Yodying Punjasawadwong MD*, Sureerat Srisawasdi MD**, Thewarug Werawatganon MD***, Kanok Taratarnkoolwatana MD****, Waraporn Chau-in MD*****, Mayuree Vasinanukorn MD******
Affiliation : * Department of Anesthesiology, Chiang Mai University, Chiang Mai ** Department of Anesthesiology, Ramathibodi Hospital, Mahidol University, Bangkok *** Department of Anesthesiology, Chulalongkorn University, Bangkok **** Department of Anesthesiology, Ratchaburi Hospital, Ratchaburi ***** Department of Anesthesiology, Khon Kaen University, Khon Kaen ****** Department of Anesthesiology, Prince of Songkla University, Songkhla
Background : There is a continuing trend to have more elective surgery performed on an outpatient basis.
Objective : To determine anesthetic profiles and adverse events in practice of ambulatory anesthesia for elective surgery in
different levels of hospitals across Thailand.
Material and Method: A prospective descriptive study was conducted in 20 hospitals comprising seven university, five
regional, four general and four district hospitals across Thailand. Consecutive patients undergoing anesthesia for elective
surgery were included. The included patients, classified as outpatients, were selected and extracted for summary of the result
by using descriptive statistics.
Results : The authors reported 7786 outpatients receiving anesthesia for elective surgery. The majority of patients were in ASA
class 1 and 2 (96.2%) while the rest were in ASA class 3 (3.8%). Nearly 90% of the ASA class 3 patients were in university
hospitals. The majority of patients (83.1%) did not receive premedication. Diazepam was used more frequently (11.5% vs.

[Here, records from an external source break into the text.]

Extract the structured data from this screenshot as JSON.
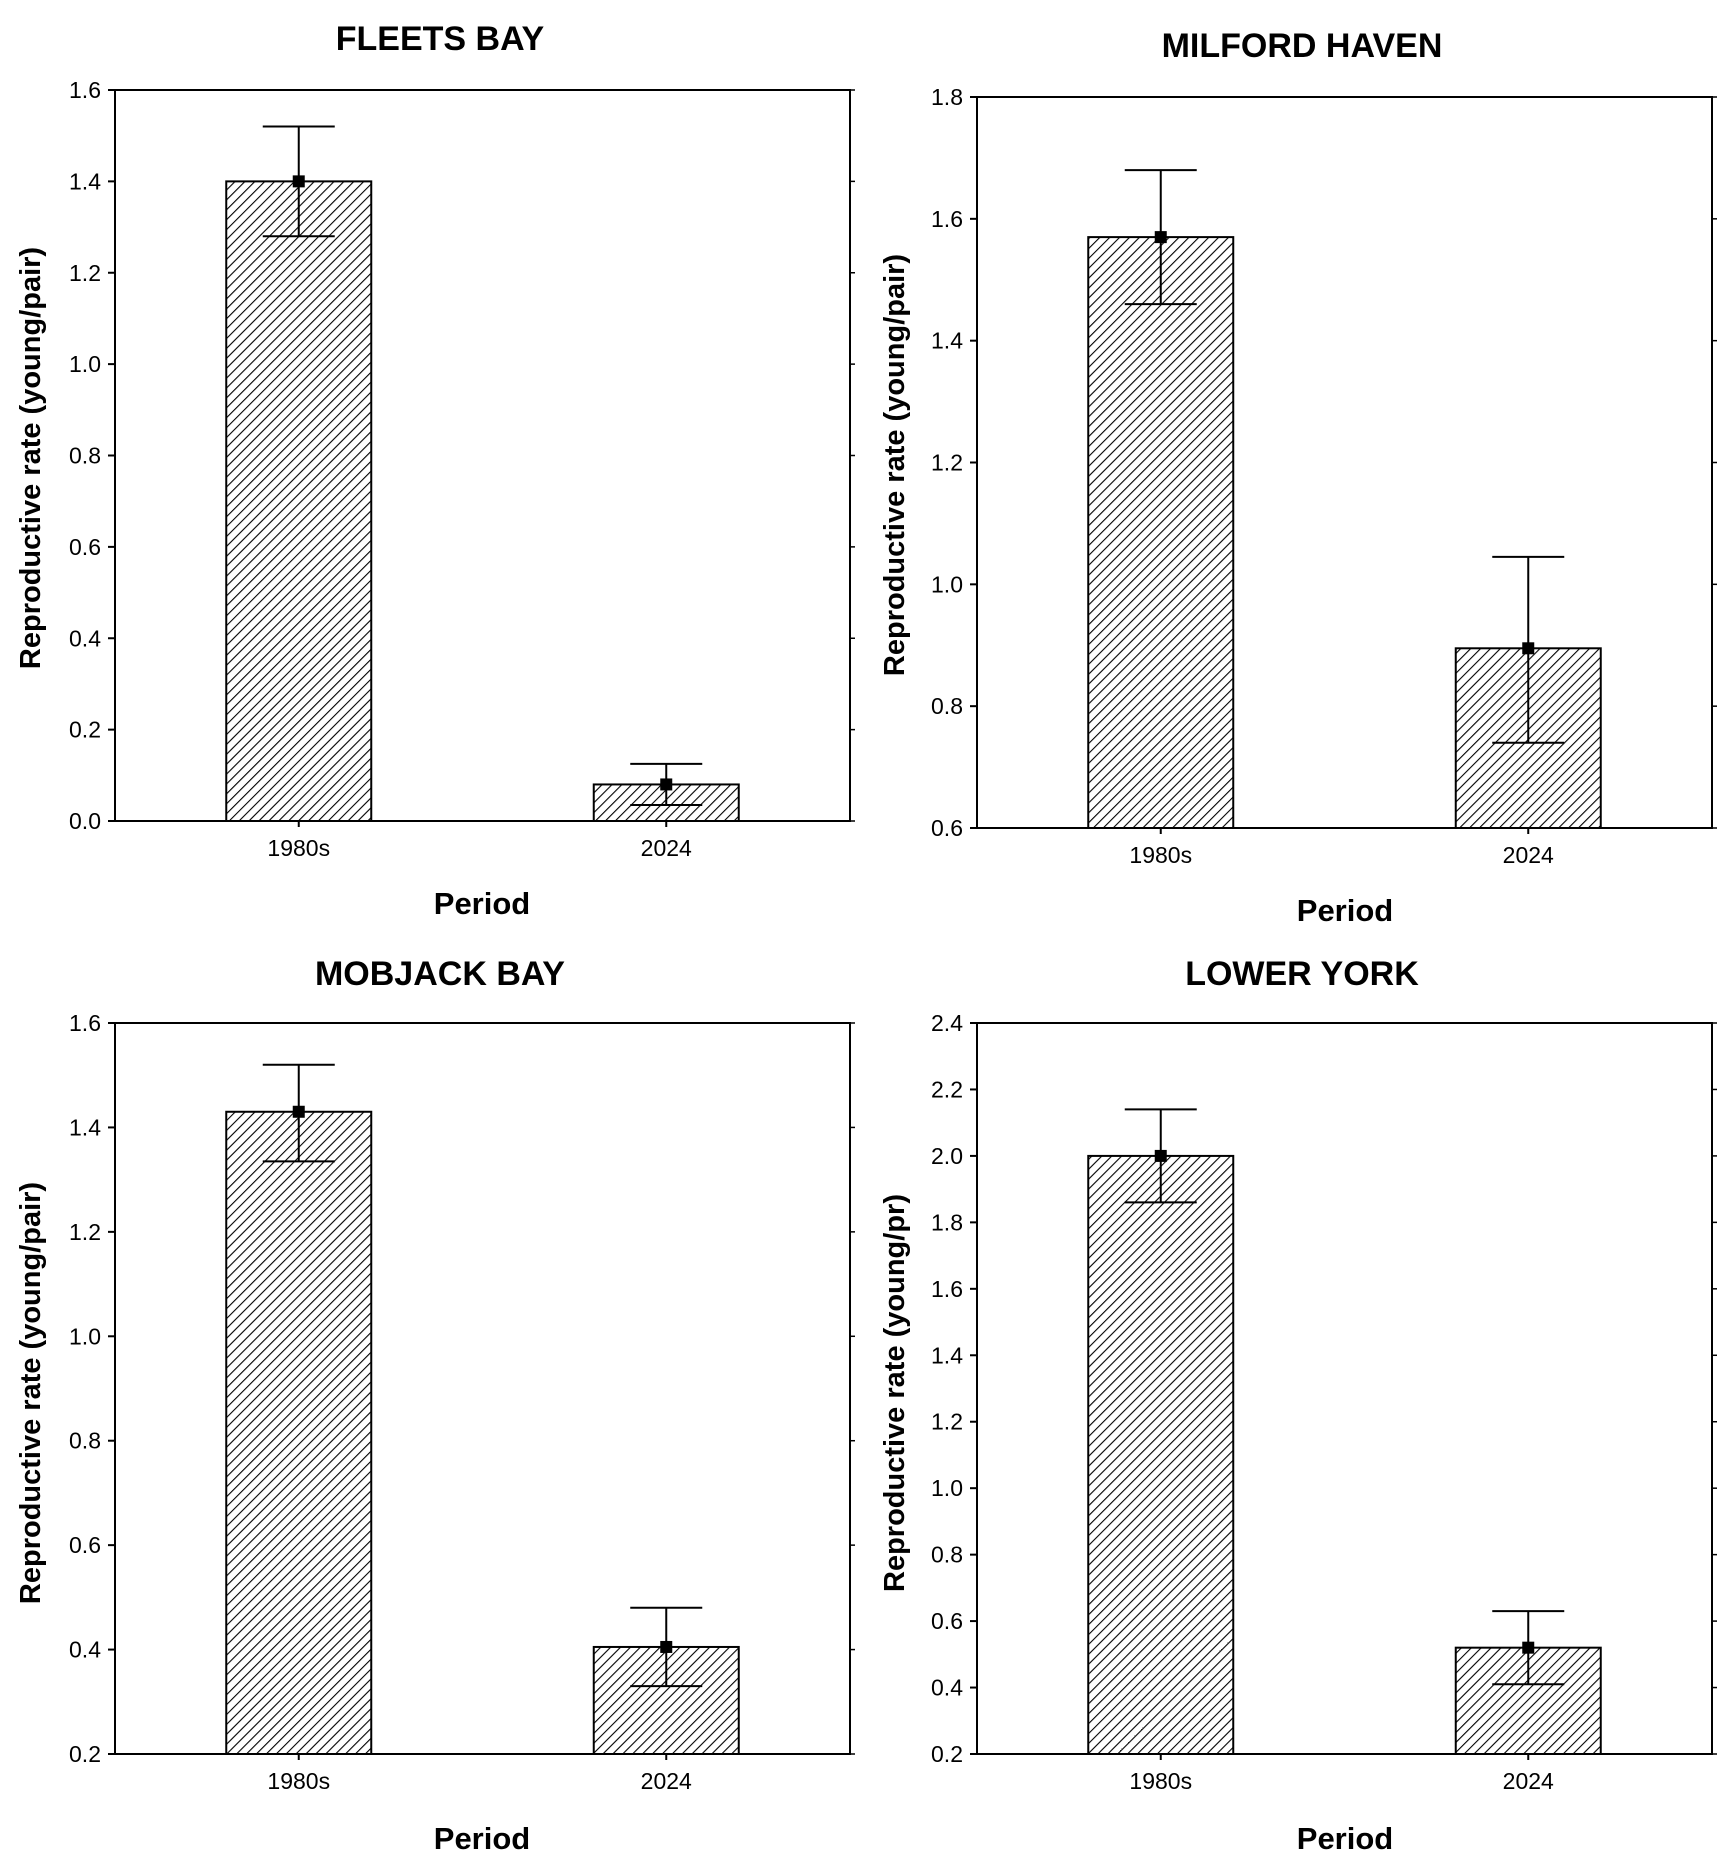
{
  "chart_data": [
    {
      "type": "bar",
      "title": "FLEETS BAY",
      "xlabel": "Period",
      "ylabel": "Reproductive rate (young/pair)",
      "categories": [
        "1980s",
        "2024"
      ],
      "values": [
        1.4,
        0.08
      ],
      "error_low": [
        1.28,
        0.035
      ],
      "error_high": [
        1.52,
        0.125
      ],
      "ylim": [
        0.0,
        1.6
      ],
      "yticks": [
        "0.0",
        "0.2",
        "0.4",
        "0.6",
        "0.8",
        "1.0",
        "1.2",
        "1.4",
        "1.6"
      ],
      "grid": false,
      "bar_pattern": "diagonal-hatch"
    },
    {
      "type": "bar",
      "title": "MILFORD HAVEN",
      "xlabel": "Period",
      "ylabel": "Reproductive rate (young/pair)",
      "categories": [
        "1980s",
        "2024"
      ],
      "values": [
        1.57,
        0.895
      ],
      "error_low": [
        1.46,
        0.74
      ],
      "error_high": [
        1.68,
        1.045
      ],
      "ylim": [
        0.6,
        1.8
      ],
      "yticks": [
        "0.6",
        "0.8",
        "1.0",
        "1.2",
        "1.4",
        "1.6",
        "1.8"
      ],
      "grid": false,
      "bar_pattern": "diagonal-hatch"
    },
    {
      "type": "bar",
      "title": "MOBJACK BAY",
      "xlabel": "Period",
      "ylabel": "Reproductive rate (young/pair)",
      "categories": [
        "1980s",
        "2024"
      ],
      "values": [
        1.43,
        0.405
      ],
      "error_low": [
        1.335,
        0.33
      ],
      "error_high": [
        1.52,
        0.48
      ],
      "ylim": [
        0.2,
        1.6
      ],
      "yticks": [
        "0.2",
        "0.4",
        "0.6",
        "0.8",
        "1.0",
        "1.2",
        "1.4",
        "1.6"
      ],
      "grid": false,
      "bar_pattern": "diagonal-hatch"
    },
    {
      "type": "bar",
      "title": "LOWER YORK",
      "xlabel": "Period",
      "ylabel": "Reproductive rate (young/pr)",
      "categories": [
        "1980s",
        "2024"
      ],
      "values": [
        2.0,
        0.52
      ],
      "error_low": [
        1.86,
        0.41
      ],
      "error_high": [
        2.14,
        0.63
      ],
      "ylim": [
        0.2,
        2.4
      ],
      "yticks": [
        "0.2",
        "0.4",
        "0.6",
        "0.8",
        "1.0",
        "1.2",
        "1.4",
        "1.6",
        "1.8",
        "2.0",
        "2.2",
        "2.4"
      ],
      "grid": false,
      "bar_pattern": "diagonal-hatch"
    }
  ]
}
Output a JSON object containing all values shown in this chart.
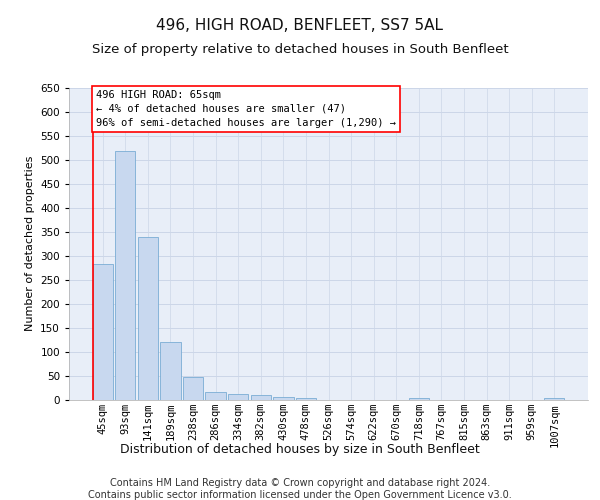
{
  "title": "496, HIGH ROAD, BENFLEET, SS7 5AL",
  "subtitle": "Size of property relative to detached houses in South Benfleet",
  "xlabel": "Distribution of detached houses by size in South Benfleet",
  "ylabel": "Number of detached properties",
  "categories": [
    "45sqm",
    "93sqm",
    "141sqm",
    "189sqm",
    "238sqm",
    "286sqm",
    "334sqm",
    "382sqm",
    "430sqm",
    "478sqm",
    "526sqm",
    "574sqm",
    "622sqm",
    "670sqm",
    "718sqm",
    "767sqm",
    "815sqm",
    "863sqm",
    "911sqm",
    "959sqm",
    "1007sqm"
  ],
  "values": [
    283,
    517,
    340,
    120,
    47,
    17,
    12,
    10,
    7,
    5,
    0,
    0,
    0,
    0,
    5,
    0,
    0,
    0,
    0,
    0,
    5
  ],
  "bar_color": "#c8d8ef",
  "bar_edge_color": "#7aadd4",
  "annotation_line1": "496 HIGH ROAD: 65sqm",
  "annotation_line2": "← 4% of detached houses are smaller (47)",
  "annotation_line3": "96% of semi-detached houses are larger (1,290) →",
  "annotation_box_color": "white",
  "annotation_box_edge_color": "red",
  "marker_line_color": "red",
  "ylim": [
    0,
    650
  ],
  "yticks": [
    0,
    50,
    100,
    150,
    200,
    250,
    300,
    350,
    400,
    450,
    500,
    550,
    600,
    650
  ],
  "grid_color": "#ccd6e8",
  "background_color": "#e8eef8",
  "footer_line1": "Contains HM Land Registry data © Crown copyright and database right 2024.",
  "footer_line2": "Contains public sector information licensed under the Open Government Licence v3.0.",
  "title_fontsize": 11,
  "subtitle_fontsize": 9.5,
  "ylabel_fontsize": 8,
  "xlabel_fontsize": 9,
  "tick_fontsize": 7.5,
  "ann_fontsize": 7.5,
  "footer_fontsize": 7
}
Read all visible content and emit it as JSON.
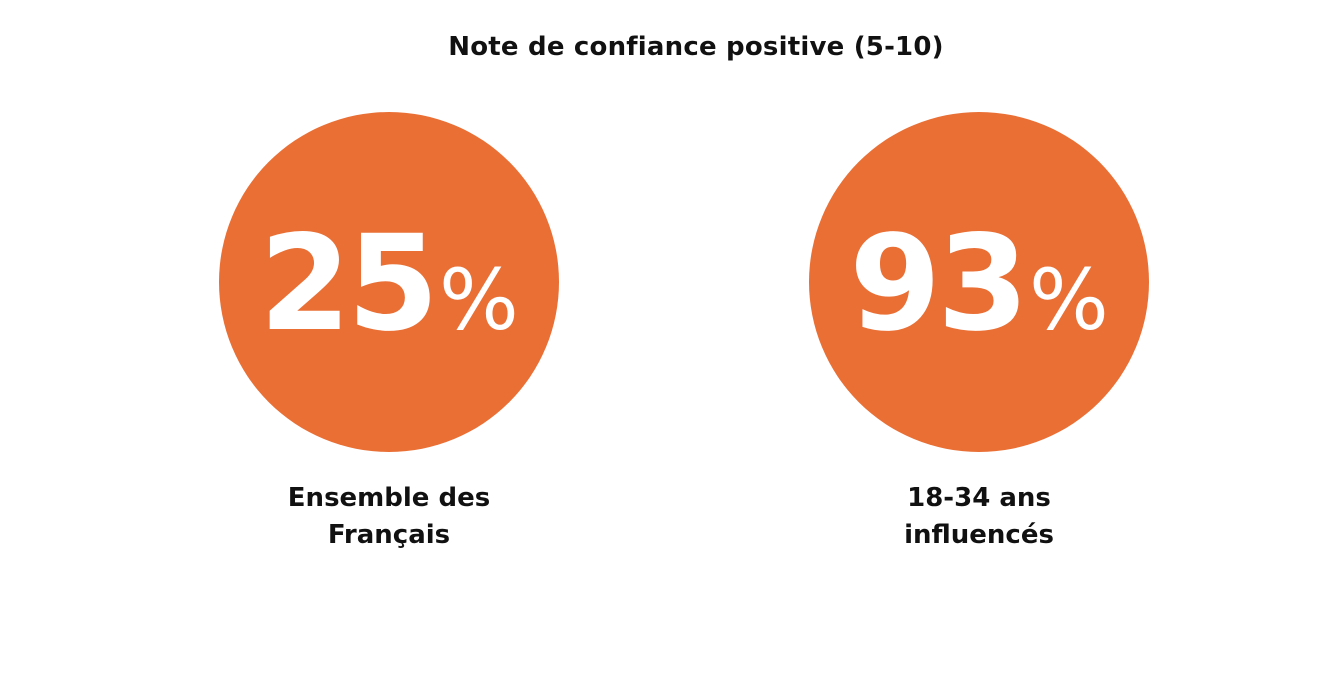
{
  "colors": {
    "circle": "#E96F35",
    "value_text": "#FFFFFF",
    "label_text": "#111111"
  },
  "chart_data": {
    "type": "bar",
    "title": "Note de confiance positive (5-10)",
    "unit": "%",
    "categories": [
      "Ensemble des Français",
      "18-34 ans influencés"
    ],
    "values": [
      25,
      93
    ],
    "items": [
      {
        "value": "25",
        "unit": "%",
        "label_line1": "Ensemble des",
        "label_line2": "Français"
      },
      {
        "value": "93",
        "unit": "%",
        "label_line1": "18-34 ans",
        "label_line2": "influencés"
      }
    ]
  }
}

0.1%) than other drugs. Noninvasive blood pressure monitoring and pulse oximetry were used in greater than 90%, while
electrocardiogram (EKG) was used in 67.2% and end tidal CO2 in only 6.8%. The three most common anesthetic techniques
were general anesthesia (including inhalation anesthetics), total intravenous anesthesia (TIVA), and monitored anesthesia
care (MAC). Regional anesthesia was performed in 12% of cases. The three most common regional anesthetic techniques
were brachial plexus block (7.1%), spinal anesthesia ( 2.21%), and other peripheral nerve blocks (2.06%). Propofol was the
most common drug for induction. Succinylcholine was used for intubation in 8.8%. The three most common nondepolarizng
neuromuscular blocking agents were atracurium, cisatracurium, and vecuronium. Fentanyl was the most common drug used
among opioids. The three most common volatile anesthetics were sevoflurane, halothane, and isolurane. Lidocaine was the
most frequently used in 29.76% of cases, while bupivacaine in 7.9% and ropivacaine only in 0.05%. The majority of the
events relating to respiratory system were hypoxia or oxygen desaturation (18:10,000), reintubation (2.6:10,000) and
difficult intubation (2.6:10,000), pulmonary aspiration (2.6:10,000), and esophageal intubation (1.3:10,000). Other adverse
events included awareness (1.3:10,000), suspected myocardial infarction or ischemia (1.3:10,000), and drug error (1.3:10,000).
Five patients (0.06%) received unplanned hospital admission. No patients developed cardiac arrest or died.
Conclusion : The incidence of major adverse events was low in ambulatory anesthesia for elective surgery when compared
to the incidence in general surgical population. The majority of the events occurred in the respiratory system. The authors did
not find any complications relating to regional anesthesia. Despite a low incidence of adverse events in ambulatory anesthe-
sia, anesthesia personnel who are responsible for ambulatory anesthesia should have adequate knowledge and skills in
selection and preparation of the patients. Therefore, a system of preanesthesia evaluation is very important.